Bombardeada por informações conflitantes, a típica eleitora brasileira é racionalmente ignorante. Ela chega à conclusão, racionalmente, de que é melhor assumir que todos os políticos são corruptos. E utiliza como parâmetro para sua escolha algum atributo adicional, em particular o potencial de o político garantir um bem privado, como, por exemplo, um emprego seu ou de parente numa prefeitura, uma bolsa de programa de transferência de renda ou até um bem público que produza benefícios espacialmente concentrados, como a pavimentação de uma estrada ou rua. Estes aspectos são “observáveis”, como também o são o Estado de que o candidato à Presidência provém - se Pernambuco ou São Paulo - ou seu estrato social. Ao escolher alguém com essas características, nossa eleitora mediana não estará premiando alguém que é corrupto. Ela está simplesmente escolhendo a alternativa que representa a sua segunda melhor escolha, a primeira sendo um político não-corrupto que assegure benefícios que a contemplem diretamente. Esta alternativa não pode ser realizada dada a sua incapacidade de distinguir o corrupto do não-corrupto. Na ausência de benefícios tangíveis, nossa eleitora pode mostrar-se indiferente e passa a exibir certo cinismo cívico.

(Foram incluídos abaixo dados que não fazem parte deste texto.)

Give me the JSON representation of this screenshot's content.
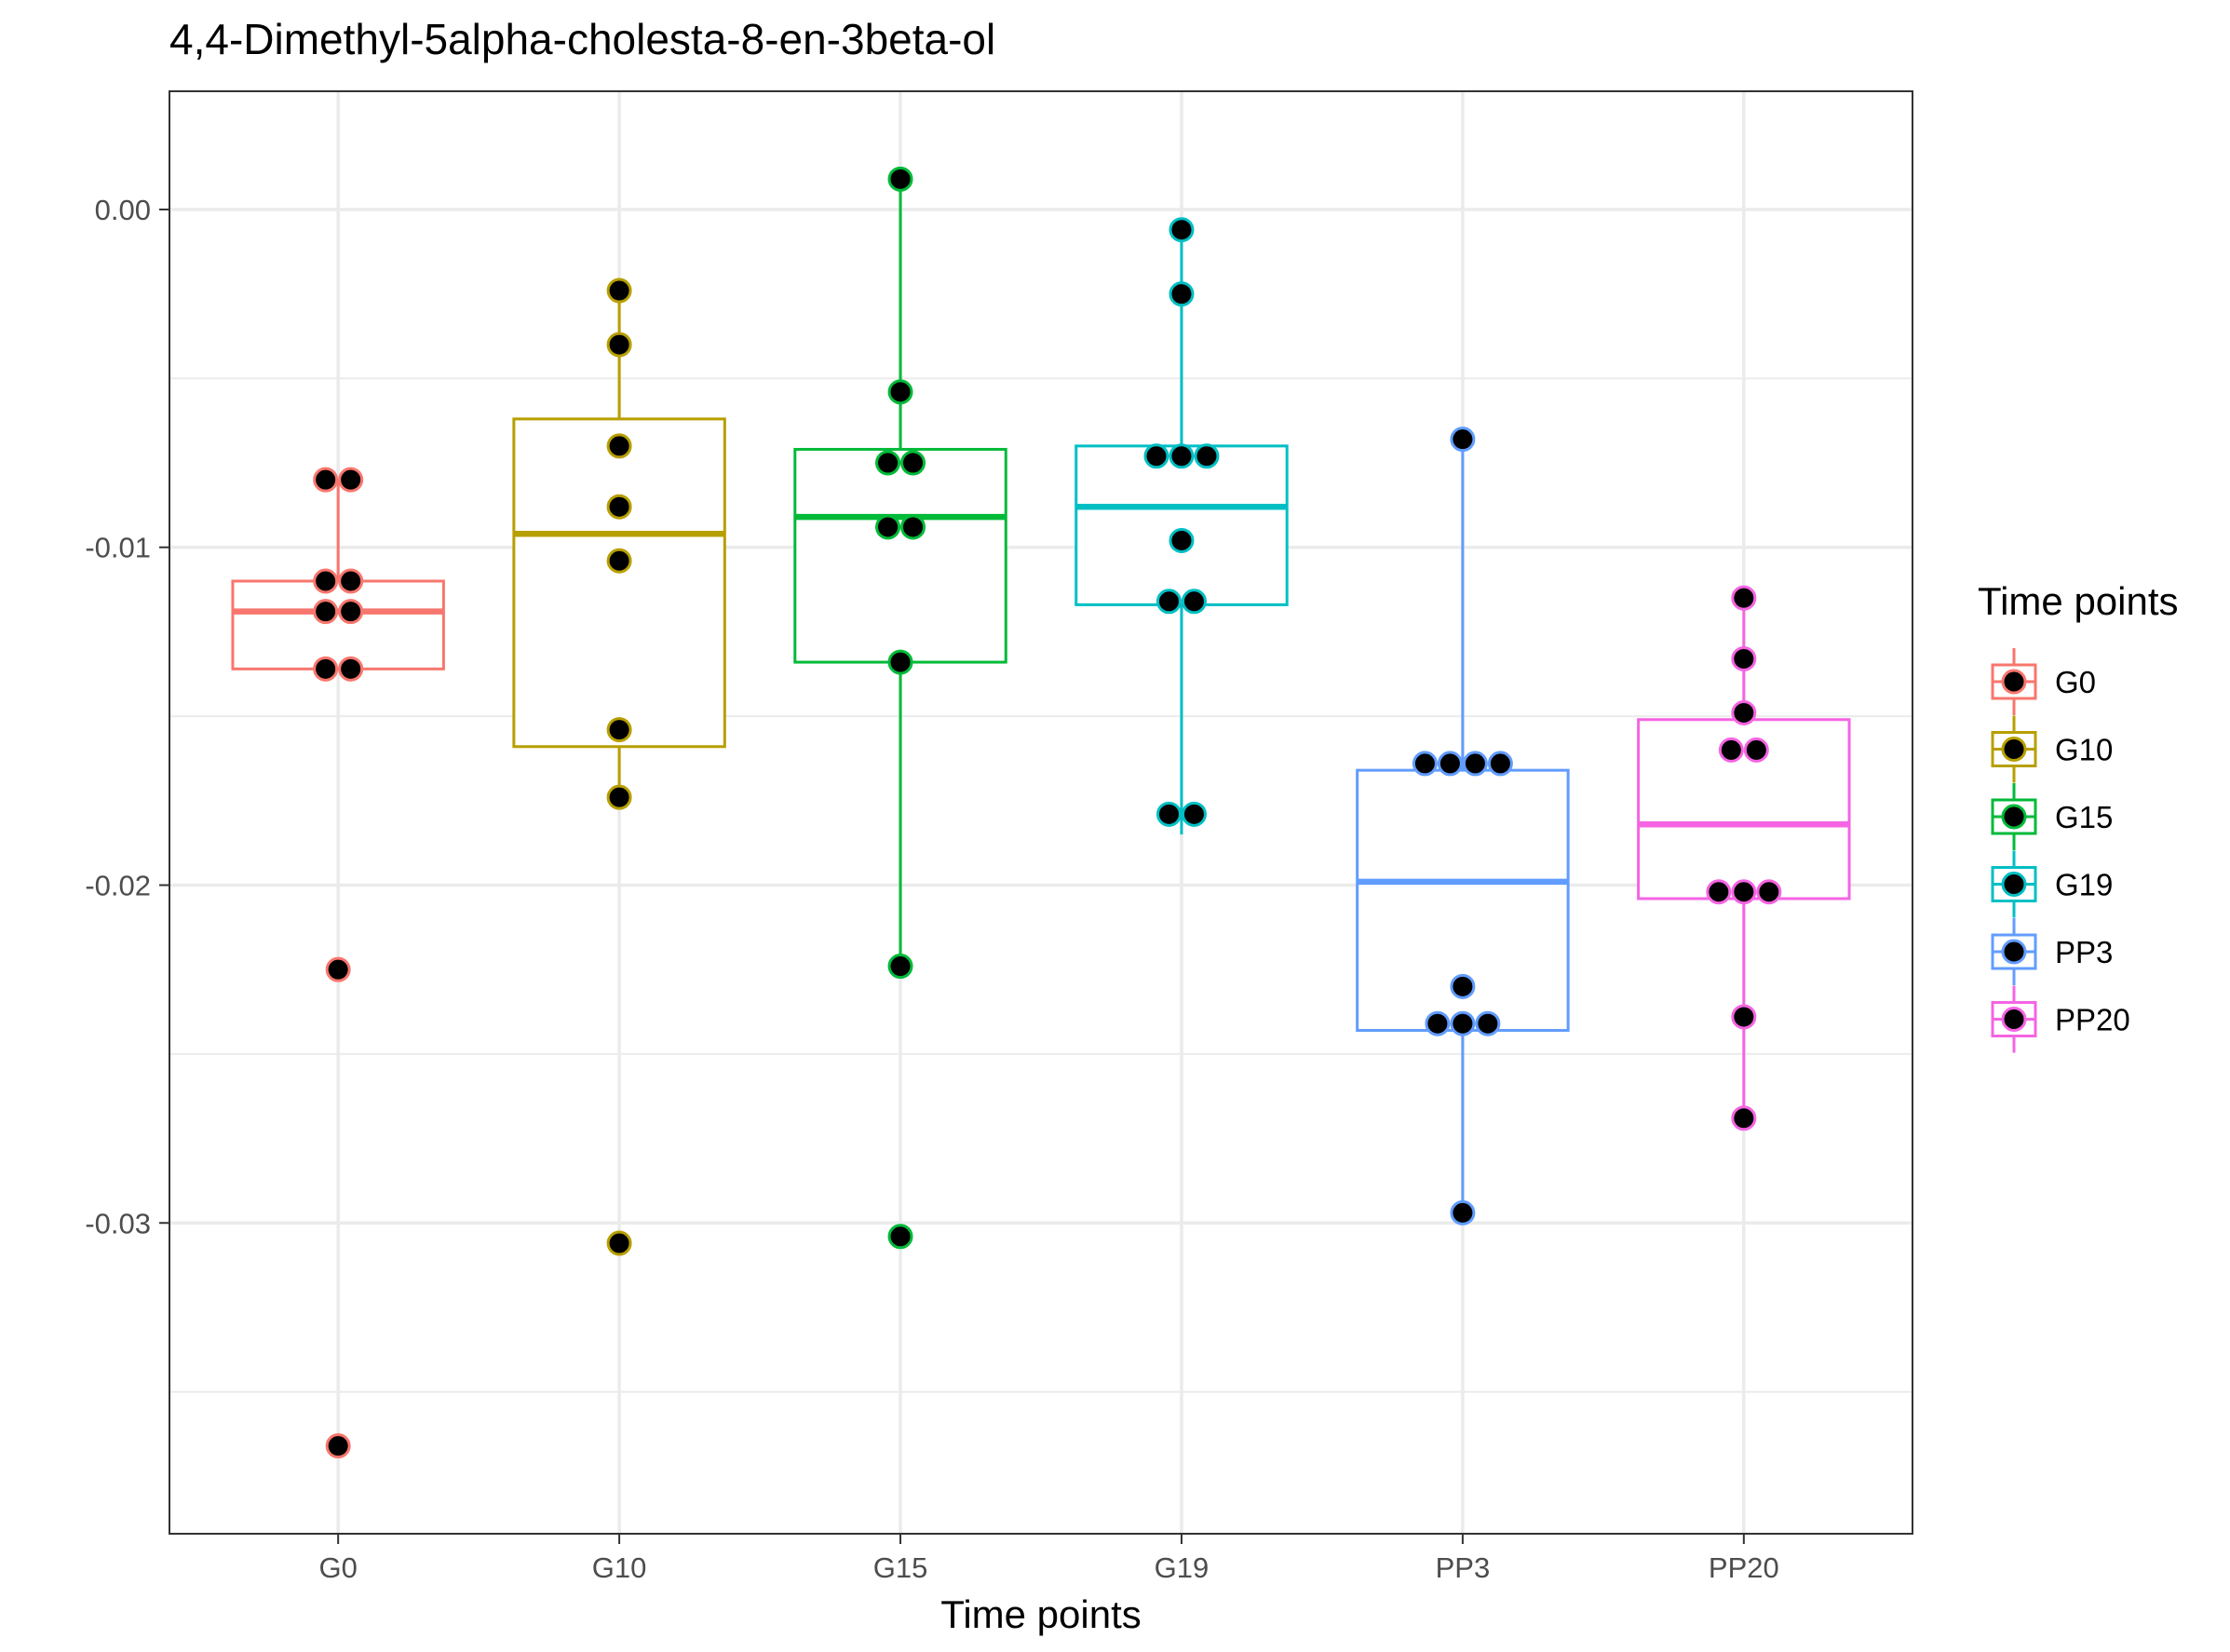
{
  "chart_data": {
    "type": "box",
    "title": "4,4-Dimethyl-5alpha-cholesta-8-en-3beta-ol",
    "xlabel": "Time points",
    "ylabel": "",
    "categories": [
      "G0",
      "G10",
      "G15",
      "G19",
      "PP3",
      "PP20"
    ],
    "ylim": [
      -0.0392,
      0.0035
    ],
    "yticks": [
      0.0,
      -0.01,
      -0.02,
      -0.03
    ],
    "ytick_labels": [
      "0.00",
      "-0.01",
      "-0.02",
      "-0.03"
    ],
    "grid": true,
    "legend": {
      "title": "Time points",
      "position": "right",
      "entries": [
        "G0",
        "G10",
        "G15",
        "G19",
        "PP3",
        "PP20"
      ]
    },
    "series": [
      {
        "name": "G0",
        "color": "#F8766D",
        "box": {
          "lower_whisker": -0.0136,
          "q1": -0.0136,
          "median": -0.0119,
          "q3": -0.011,
          "upper_whisker": -0.008
        },
        "points": [
          -0.008,
          -0.008,
          -0.011,
          -0.011,
          -0.0119,
          -0.0119,
          -0.0136,
          -0.0136,
          -0.0225,
          -0.0366
        ]
      },
      {
        "name": "G10",
        "color": "#B79F00",
        "box": {
          "lower_whisker": -0.0174,
          "q1": -0.0159,
          "median": -0.0096,
          "q3": -0.0062,
          "upper_whisker": -0.0024
        },
        "points": [
          -0.0024,
          -0.004,
          -0.007,
          -0.0088,
          -0.0104,
          -0.0154,
          -0.0174,
          -0.0306
        ]
      },
      {
        "name": "G15",
        "color": "#00BA38",
        "box": {
          "lower_whisker": -0.0224,
          "q1": -0.0134,
          "median": -0.0091,
          "q3": -0.0071,
          "upper_whisker": 0.0009
        },
        "points": [
          0.0009,
          -0.0054,
          -0.0075,
          -0.0075,
          -0.0094,
          -0.0094,
          -0.0134,
          -0.0224,
          -0.0304
        ]
      },
      {
        "name": "G19",
        "color": "#00BFC4",
        "box": {
          "lower_whisker": -0.0185,
          "q1": -0.0117,
          "median": -0.0088,
          "q3": -0.007,
          "upper_whisker": -0.0006
        },
        "points": [
          -0.0006,
          -0.0025,
          -0.0073,
          -0.0073,
          -0.0073,
          -0.0098,
          -0.0116,
          -0.0116,
          -0.0179,
          -0.0179
        ]
      },
      {
        "name": "PP3",
        "color": "#619CFF",
        "box": {
          "lower_whisker": -0.0297,
          "q1": -0.0243,
          "median": -0.0199,
          "q3": -0.0166,
          "upper_whisker": -0.0068
        },
        "points": [
          -0.0068,
          -0.0164,
          -0.0164,
          -0.0164,
          -0.0164,
          -0.023,
          -0.0241,
          -0.0241,
          -0.0241,
          -0.0297
        ]
      },
      {
        "name": "PP20",
        "color": "#F564E3",
        "box": {
          "lower_whisker": -0.0269,
          "q1": -0.0204,
          "median": -0.0182,
          "q3": -0.0151,
          "upper_whisker": -0.0115
        },
        "points": [
          -0.0115,
          -0.0133,
          -0.0149,
          -0.016,
          -0.016,
          -0.0202,
          -0.0202,
          -0.0202,
          -0.0239,
          -0.0269
        ]
      }
    ]
  }
}
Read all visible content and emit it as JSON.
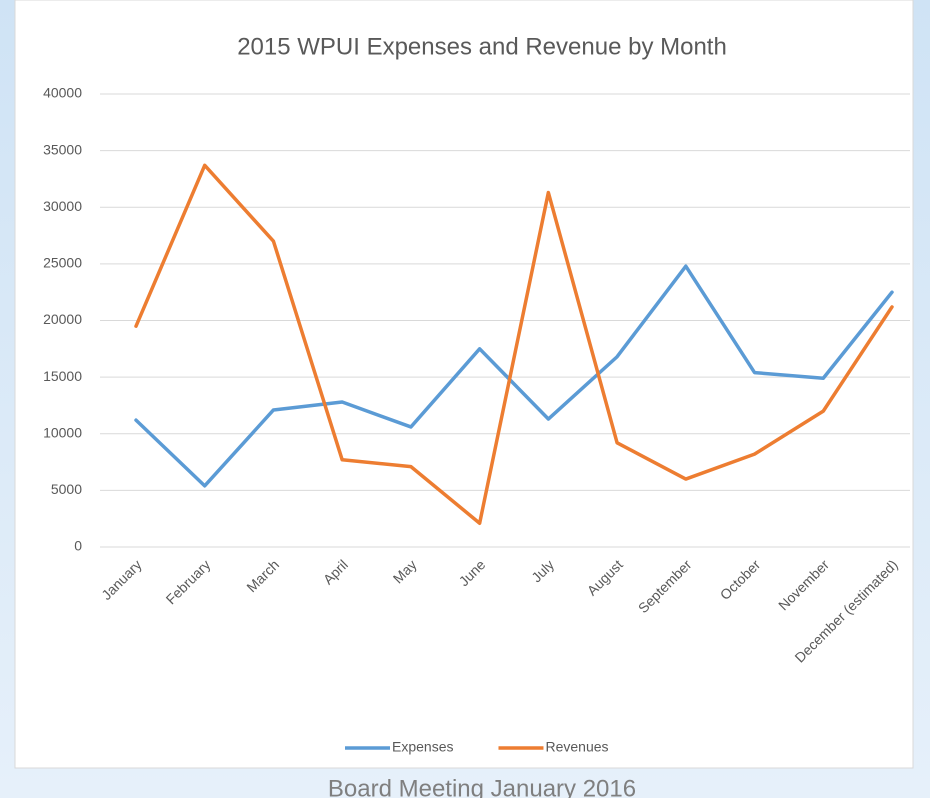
{
  "chart_data": {
    "type": "line",
    "title": "2015 WPUI Expenses and Revenue by Month",
    "categories": [
      "January",
      "February",
      "March",
      "April",
      "May",
      "June",
      "July",
      "August",
      "September",
      "October",
      "November",
      "December (estimated)"
    ],
    "series": [
      {
        "name": "Expenses",
        "color": "#5b9bd5",
        "values": [
          11200,
          5400,
          12100,
          12800,
          10600,
          17500,
          11300,
          16800,
          24800,
          15400,
          14900,
          22500
        ]
      },
      {
        "name": "Revenues",
        "color": "#ed7d31",
        "values": [
          19500,
          33700,
          27000,
          7700,
          7100,
          2100,
          31300,
          9200,
          6000,
          8200,
          12000,
          21200
        ]
      }
    ],
    "ylim": [
      0,
      40000
    ],
    "yticks": [
      0,
      5000,
      10000,
      15000,
      20000,
      25000,
      30000,
      35000,
      40000
    ],
    "grid": true,
    "legend": "bottom"
  },
  "footer": "Board Meeting January 2016"
}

O teste da suposta preferência pela corrupção só poderia ser feito comparando a escolha de um corrupto que assegure benefícios tangíveis com um não-corrupto que também o faça. Comportando-se desta forma, a eleitora mediana brasileira faz exatamente o que os eleitores do Estado americano de Michigan ou de qualquer outro da maior democracia do planeta fariam. O ideal seria que ela premiasse o político não-corrupto que assegurasse benefícios sociais amplos, como uma melhor segurança pública ou um Estado menos corrupto. Uma minoria escolhe seus eleitos assim, por razões ideológicas. Pelas mesmas razões, alguns preferem corruptos que produzem melhorias na distribuição de renda. Um grupo mais reduzido, de alta ou baixa renda, cinicamente escolhe governantes que sabe serem corruptos porque eles asseguram benefícios privados, alguns inomináveis.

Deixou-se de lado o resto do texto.